I checked all the math by hand in this case, and the value for assignments in
the above code are correct, given the equations used.  The offset (0xc1f092bc)
is way out of line.  The problem is the contents of `value` as determined by
RESOLVE.

The symbol name is also bogus, and I'm not sure why.  I'm sure the code in
libIIOP.so is attempting to use fflush in libc.  If I look in
orbit-event-server, the PLT entry for fflush is at 0x20010f8, which is what
`value` is set to after RESOLVE is run.  Also if I change:

   bp = ((char*)map->l_info[DT_STRTAB]->d_un.d_ptr) + sym->st_name;
to
   bp = ((char*)map->l_info[DT_STRTAB]->d_un.d_ptr) + refsym->st_name;

then I get `fflush` printed out instead of `er_IOP_ServiceContext`.

The dynamic loader seems to be binding to the PLT entry in the main executable
for fflush, rather than the address of fflush in libc.so.  Phil delved into the
symbol resolution code and noticed that readelf reports the PLT entries as
STB_GLOBAL, so the code in dl-lookup will consider them valid candidates for
binding to.  The main program's symbol table seems to be searched first which is
why the symbols are picked up in preference to the ones in libc.so.  Is this
correct behaviour?

I don't fully understand what should be going on here.  Can someone help me out?

Thanks,

Scott

-- 
Scott Bambrough - Software Engineer
REBEL.COM    http://www.rebel.com
NetWinder    http://www.netwinder.org

Re: Symbol binding in shared libraries...

[Roland McGrath]

>    bp = ((char*)map->l_info[DT_STRTAB]->d_un.d_ptr) + sym->st_name;
> to
>    bp = ((char*)map->l_info[DT_STRTAB]->d_un.d_ptr) + refsym->st_name;

The former is incorrect.  SYM is a symbol from another object (you don't
know which at this point in the code), and you are using its string-table
offset with the string table from the MAP object.  REFSYM is a symbol in
the MAP object that has the name you want, so the latter is correct.  This
sort of oversight suggests to me you might not have read all the code you
are working with as closely as you could have.

> The dynamic loader seems to be binding to the PLT entry in the main
> executable for fflush, rather than the address of fflush in libc.so.

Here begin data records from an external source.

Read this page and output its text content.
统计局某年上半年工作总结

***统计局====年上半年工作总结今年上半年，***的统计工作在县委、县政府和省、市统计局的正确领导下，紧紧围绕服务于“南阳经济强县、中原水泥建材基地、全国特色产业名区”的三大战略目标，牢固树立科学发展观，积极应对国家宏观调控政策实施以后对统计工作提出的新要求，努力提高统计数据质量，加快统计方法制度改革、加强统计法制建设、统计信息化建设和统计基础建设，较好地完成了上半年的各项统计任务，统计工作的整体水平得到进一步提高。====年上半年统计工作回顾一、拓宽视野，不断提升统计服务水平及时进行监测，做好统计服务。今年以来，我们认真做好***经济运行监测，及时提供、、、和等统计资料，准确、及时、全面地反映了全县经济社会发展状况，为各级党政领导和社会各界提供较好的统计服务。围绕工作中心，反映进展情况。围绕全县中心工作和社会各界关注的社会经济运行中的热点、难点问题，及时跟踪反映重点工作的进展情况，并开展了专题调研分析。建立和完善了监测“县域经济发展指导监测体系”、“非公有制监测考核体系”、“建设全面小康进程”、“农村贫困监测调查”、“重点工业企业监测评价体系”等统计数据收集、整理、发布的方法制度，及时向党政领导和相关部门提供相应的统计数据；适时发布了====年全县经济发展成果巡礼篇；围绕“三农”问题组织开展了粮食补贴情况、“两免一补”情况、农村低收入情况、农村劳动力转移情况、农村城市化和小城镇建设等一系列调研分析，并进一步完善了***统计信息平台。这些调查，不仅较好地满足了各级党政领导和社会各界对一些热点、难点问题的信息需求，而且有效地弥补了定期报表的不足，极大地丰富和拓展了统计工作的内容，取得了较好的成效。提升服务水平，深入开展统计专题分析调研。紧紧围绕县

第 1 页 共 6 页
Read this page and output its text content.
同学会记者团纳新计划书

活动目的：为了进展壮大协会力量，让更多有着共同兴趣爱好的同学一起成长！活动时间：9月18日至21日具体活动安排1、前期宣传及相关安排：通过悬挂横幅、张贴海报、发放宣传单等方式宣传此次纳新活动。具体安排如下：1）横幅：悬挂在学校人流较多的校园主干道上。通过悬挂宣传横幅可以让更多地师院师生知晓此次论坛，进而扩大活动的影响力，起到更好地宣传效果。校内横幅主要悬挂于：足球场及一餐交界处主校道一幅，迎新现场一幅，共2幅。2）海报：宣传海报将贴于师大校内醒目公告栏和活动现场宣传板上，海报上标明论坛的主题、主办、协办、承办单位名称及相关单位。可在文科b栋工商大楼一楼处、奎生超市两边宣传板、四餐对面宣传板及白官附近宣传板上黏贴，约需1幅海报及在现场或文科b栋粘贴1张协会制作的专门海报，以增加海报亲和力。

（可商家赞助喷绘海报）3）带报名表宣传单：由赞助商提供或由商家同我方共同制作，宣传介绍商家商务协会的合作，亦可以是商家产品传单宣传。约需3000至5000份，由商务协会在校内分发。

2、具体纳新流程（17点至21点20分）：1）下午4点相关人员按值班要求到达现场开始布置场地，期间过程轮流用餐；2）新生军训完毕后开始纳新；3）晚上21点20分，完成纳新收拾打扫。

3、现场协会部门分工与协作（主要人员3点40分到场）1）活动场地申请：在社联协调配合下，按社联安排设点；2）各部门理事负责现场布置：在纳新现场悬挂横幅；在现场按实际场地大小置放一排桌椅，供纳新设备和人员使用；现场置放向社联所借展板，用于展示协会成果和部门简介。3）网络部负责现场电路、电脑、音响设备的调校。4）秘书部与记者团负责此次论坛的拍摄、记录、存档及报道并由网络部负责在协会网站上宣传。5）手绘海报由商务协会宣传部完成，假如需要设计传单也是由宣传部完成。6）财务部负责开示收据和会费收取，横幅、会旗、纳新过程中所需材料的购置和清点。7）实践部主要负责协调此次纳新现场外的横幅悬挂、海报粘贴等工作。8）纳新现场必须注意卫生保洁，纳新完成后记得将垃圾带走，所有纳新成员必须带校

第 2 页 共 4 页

It is clearly stated in the spec (I don't have a citation off hand) that
this is the specified behavior for references that aren't from a PLT.
Consider `return &foo;' in a shared object and `if (ptr == &foo)' in the
main executable, where `&foo' in non-PIC code will have been fixed at link
time to the address of the executable's PLT entry for `foo'.